Quatro premissas para a reforma tributária
| Foto: Marcelo Andrade/Arquivo/Gazeta do Povo

O ano de 2019 foi o ano da reforma da Previdência. Este 2020 deverá ser o ano da reforma tributária. Eventualmente, pode ser também o ano da reforma administrativa, mas esta é parcial e específica sobre a estrutura do Poder Executivo federal. O Brasil é uma federação, na qual os entes federados gozam de certo grau de autonomia política e administrativa; logo, a reforma administrativa destina-se a modernizar a estrutura funcional, os cargos, as normas de contratação e a gestão dos servidores públicos no âmbito federal. Como o tamanho do sistema estatal brasileiro inclui, além da União, 5.570 municípios, 26 estados, um Distrito Federal e centenas de empresas estatais, a reforma administrativa no âmbito da administração direta do governo federal será uma reforma parcial da estrutura geral do Estado brasileiro.

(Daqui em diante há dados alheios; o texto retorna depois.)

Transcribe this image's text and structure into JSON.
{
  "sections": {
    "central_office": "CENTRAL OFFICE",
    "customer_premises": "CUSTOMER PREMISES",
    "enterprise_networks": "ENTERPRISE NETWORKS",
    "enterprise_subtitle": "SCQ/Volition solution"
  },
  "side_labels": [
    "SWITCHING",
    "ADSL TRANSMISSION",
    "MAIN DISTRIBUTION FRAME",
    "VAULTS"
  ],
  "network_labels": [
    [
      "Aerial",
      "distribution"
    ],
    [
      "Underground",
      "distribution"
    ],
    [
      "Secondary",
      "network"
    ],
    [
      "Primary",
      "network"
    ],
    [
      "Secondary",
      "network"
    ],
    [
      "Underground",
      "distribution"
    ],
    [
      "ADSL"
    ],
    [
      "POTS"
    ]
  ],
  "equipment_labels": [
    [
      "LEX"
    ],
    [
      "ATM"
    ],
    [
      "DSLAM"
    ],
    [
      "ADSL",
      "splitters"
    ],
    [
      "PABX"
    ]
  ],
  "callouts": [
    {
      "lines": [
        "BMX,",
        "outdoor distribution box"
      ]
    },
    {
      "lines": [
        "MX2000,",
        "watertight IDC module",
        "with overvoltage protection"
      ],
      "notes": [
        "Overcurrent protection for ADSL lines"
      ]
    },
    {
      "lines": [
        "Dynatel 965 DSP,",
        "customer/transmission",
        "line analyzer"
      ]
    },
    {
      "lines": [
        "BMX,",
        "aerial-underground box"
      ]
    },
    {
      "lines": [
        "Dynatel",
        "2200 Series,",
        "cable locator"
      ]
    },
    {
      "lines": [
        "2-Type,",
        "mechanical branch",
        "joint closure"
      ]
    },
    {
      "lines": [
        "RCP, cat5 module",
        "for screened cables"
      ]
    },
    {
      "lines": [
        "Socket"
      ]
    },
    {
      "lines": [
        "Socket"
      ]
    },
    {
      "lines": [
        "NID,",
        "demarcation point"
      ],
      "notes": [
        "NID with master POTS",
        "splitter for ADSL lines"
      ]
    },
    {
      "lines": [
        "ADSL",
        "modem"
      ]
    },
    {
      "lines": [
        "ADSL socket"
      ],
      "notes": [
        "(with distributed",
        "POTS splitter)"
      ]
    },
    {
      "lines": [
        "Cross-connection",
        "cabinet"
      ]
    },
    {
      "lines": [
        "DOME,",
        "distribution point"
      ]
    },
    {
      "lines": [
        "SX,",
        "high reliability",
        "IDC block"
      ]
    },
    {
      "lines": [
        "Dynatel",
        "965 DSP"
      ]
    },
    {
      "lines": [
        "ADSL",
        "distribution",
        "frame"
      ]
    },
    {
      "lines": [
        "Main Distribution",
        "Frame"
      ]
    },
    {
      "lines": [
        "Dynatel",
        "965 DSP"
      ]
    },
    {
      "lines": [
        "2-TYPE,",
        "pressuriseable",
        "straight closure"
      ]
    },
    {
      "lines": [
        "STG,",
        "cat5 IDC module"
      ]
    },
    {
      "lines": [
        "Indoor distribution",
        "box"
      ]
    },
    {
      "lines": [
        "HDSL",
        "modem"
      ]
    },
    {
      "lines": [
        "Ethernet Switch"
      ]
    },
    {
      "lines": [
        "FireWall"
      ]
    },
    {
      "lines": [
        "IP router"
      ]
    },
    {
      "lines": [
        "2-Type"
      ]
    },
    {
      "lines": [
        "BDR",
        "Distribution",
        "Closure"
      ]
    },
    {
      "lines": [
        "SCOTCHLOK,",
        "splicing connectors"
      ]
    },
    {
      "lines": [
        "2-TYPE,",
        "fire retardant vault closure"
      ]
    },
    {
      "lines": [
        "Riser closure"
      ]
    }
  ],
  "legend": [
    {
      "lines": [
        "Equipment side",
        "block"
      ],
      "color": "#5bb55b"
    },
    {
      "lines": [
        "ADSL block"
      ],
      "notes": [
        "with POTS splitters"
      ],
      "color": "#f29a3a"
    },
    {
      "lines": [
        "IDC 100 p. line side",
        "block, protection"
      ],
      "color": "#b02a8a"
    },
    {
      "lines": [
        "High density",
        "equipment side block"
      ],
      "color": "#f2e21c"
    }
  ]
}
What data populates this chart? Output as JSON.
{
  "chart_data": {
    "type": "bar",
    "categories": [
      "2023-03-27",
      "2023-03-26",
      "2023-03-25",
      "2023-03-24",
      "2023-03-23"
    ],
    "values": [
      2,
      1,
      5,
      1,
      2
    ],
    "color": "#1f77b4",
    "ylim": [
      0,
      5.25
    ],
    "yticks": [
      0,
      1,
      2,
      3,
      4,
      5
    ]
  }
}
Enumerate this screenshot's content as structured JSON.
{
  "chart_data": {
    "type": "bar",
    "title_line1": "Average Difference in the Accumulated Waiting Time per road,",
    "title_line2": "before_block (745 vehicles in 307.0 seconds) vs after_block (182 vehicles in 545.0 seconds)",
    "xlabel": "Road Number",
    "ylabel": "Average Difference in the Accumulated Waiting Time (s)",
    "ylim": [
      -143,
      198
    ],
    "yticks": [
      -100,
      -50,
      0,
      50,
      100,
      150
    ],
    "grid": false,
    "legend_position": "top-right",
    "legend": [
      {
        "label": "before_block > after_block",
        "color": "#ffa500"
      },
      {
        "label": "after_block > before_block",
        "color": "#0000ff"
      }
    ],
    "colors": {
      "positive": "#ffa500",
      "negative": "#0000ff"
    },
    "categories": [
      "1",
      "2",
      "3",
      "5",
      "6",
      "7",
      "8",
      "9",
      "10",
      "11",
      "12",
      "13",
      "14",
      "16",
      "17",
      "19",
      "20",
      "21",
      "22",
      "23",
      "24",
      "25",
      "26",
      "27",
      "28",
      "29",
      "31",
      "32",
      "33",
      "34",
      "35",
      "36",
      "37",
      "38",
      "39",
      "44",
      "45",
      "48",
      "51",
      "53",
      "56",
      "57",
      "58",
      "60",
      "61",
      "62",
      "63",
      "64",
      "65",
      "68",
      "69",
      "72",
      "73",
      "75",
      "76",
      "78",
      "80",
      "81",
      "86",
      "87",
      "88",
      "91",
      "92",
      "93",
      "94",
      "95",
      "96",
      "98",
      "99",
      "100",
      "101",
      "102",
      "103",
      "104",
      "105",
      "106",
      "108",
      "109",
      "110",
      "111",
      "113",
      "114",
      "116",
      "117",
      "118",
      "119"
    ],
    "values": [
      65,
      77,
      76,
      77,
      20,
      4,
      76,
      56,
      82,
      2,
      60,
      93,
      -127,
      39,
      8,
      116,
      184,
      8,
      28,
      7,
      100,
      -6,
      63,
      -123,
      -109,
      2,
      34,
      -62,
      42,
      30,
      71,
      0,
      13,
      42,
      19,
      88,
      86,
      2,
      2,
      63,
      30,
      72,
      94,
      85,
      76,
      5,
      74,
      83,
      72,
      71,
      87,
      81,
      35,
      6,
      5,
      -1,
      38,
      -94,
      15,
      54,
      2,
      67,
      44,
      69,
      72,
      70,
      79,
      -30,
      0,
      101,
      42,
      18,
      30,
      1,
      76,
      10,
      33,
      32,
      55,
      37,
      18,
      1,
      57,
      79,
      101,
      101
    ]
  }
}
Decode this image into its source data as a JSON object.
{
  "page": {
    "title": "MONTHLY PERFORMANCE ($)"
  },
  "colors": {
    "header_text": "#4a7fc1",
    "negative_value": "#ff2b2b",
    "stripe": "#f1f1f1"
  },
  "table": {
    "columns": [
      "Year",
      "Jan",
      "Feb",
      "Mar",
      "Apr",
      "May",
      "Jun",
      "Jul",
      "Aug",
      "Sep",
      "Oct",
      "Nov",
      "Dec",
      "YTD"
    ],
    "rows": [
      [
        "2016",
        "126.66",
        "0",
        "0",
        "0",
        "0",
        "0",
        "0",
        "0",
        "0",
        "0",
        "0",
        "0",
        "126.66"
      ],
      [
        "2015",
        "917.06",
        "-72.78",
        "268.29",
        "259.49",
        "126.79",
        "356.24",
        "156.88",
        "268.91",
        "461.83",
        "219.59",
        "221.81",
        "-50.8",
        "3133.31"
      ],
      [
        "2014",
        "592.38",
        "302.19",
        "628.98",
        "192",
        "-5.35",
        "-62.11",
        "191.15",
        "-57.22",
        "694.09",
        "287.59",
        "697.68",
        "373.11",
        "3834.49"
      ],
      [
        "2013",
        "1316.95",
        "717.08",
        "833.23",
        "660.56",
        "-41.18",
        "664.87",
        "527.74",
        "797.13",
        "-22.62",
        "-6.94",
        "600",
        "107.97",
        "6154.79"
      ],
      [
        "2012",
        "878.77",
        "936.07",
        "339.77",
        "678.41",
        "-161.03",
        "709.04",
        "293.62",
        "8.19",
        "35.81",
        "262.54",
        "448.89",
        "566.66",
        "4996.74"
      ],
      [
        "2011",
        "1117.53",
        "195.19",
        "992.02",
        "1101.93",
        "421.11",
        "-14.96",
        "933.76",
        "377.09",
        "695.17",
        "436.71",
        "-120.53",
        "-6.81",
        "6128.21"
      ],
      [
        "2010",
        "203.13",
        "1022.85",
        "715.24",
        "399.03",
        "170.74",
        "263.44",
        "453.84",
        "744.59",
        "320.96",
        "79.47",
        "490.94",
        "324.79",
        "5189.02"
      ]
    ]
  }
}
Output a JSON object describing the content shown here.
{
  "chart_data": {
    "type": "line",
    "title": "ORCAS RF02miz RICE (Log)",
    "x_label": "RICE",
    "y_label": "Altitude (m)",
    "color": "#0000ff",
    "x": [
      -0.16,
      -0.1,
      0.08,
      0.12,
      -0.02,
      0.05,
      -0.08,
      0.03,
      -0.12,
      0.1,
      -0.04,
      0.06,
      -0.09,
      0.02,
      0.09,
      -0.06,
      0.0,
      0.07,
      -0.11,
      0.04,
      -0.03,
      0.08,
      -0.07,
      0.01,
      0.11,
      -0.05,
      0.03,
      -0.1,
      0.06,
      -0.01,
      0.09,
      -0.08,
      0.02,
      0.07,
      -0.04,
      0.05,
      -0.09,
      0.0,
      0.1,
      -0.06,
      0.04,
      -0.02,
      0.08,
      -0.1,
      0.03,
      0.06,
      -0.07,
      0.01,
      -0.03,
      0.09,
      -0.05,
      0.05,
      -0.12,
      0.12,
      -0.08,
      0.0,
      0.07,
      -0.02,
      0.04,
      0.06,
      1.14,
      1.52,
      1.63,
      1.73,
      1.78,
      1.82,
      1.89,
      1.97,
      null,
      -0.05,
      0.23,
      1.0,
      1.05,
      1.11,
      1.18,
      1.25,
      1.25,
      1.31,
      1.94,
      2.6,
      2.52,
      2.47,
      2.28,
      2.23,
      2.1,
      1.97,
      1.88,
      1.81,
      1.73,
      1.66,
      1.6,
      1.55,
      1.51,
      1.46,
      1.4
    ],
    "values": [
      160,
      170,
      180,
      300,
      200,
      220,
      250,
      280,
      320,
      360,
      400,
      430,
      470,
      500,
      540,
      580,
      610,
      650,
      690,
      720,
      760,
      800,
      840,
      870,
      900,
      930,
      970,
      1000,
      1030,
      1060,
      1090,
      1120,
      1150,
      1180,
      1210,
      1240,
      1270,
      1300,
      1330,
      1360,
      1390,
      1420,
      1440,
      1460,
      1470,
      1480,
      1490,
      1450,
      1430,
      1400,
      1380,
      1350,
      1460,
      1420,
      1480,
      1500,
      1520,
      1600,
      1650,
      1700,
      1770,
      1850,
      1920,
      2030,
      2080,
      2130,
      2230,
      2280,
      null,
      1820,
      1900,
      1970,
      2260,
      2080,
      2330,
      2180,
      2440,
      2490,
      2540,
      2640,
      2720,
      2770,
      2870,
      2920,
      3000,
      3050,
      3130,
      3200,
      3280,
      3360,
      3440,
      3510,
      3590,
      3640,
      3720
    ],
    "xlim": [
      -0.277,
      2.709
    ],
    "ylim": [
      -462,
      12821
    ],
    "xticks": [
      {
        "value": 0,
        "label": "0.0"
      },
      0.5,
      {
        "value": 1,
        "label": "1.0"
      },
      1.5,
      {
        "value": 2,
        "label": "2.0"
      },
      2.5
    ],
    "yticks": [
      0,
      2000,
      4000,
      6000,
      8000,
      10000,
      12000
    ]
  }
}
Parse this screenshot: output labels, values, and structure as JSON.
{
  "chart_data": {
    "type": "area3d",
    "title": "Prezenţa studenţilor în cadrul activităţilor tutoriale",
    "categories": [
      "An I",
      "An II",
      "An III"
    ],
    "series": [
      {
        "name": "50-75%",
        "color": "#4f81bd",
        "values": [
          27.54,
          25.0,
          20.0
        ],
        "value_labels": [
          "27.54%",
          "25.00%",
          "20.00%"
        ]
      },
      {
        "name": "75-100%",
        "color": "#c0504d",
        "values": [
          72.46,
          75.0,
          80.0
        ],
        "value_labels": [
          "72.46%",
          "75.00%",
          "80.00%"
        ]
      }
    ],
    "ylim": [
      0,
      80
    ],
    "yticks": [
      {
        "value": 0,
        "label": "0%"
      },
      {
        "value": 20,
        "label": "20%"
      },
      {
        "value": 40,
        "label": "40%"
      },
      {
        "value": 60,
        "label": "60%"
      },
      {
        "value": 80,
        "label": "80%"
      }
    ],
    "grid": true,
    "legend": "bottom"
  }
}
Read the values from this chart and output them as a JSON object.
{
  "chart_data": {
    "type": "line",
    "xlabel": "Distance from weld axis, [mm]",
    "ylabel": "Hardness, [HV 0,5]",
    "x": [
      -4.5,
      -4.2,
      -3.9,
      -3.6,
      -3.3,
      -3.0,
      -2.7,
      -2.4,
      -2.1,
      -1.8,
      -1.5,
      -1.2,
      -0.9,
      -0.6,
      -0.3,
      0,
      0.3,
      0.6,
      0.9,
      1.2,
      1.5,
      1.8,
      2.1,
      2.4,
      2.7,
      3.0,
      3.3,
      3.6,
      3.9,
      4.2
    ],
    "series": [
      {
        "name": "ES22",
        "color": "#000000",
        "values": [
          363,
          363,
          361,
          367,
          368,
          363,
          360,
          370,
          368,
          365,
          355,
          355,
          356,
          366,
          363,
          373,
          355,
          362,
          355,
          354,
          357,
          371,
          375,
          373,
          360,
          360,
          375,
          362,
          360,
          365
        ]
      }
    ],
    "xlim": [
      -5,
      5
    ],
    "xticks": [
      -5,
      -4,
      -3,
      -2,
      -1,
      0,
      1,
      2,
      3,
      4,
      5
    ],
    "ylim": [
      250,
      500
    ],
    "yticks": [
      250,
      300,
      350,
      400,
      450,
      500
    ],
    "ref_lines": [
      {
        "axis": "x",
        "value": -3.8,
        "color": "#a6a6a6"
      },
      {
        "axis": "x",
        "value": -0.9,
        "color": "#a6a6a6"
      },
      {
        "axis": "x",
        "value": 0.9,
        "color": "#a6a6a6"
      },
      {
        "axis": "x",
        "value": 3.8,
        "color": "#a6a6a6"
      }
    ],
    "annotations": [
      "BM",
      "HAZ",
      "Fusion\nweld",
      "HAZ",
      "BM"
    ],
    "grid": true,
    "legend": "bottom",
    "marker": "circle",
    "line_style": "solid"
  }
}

Mas é a reforma tributária aquela capaz de exercer o maior impacto sobre o sistema econômico, sobretudo no setor produtivo privado. Alguém poderia levantar a seguinte questão: se o setor estatal todo tem arrecadação efetiva de 35% da renda nacional (que é igual ao Produto Interno Bruto da nação), por que razão o governo e Congresso Nacional fariam uma reforma tributária? Porque a estrutura tributária brasileira tornou-se um monstro disforme, com excesso de tributos, distribuição distorcida entre União, estados e municípios, excesso (e má qualidade) de leis, regras complexas e altamente confusas, injustiça em relação à carga sobre os diferentes setores da economia, burocracia excessiva e cara – um inferno tributário favorável à corrupção e sonegação.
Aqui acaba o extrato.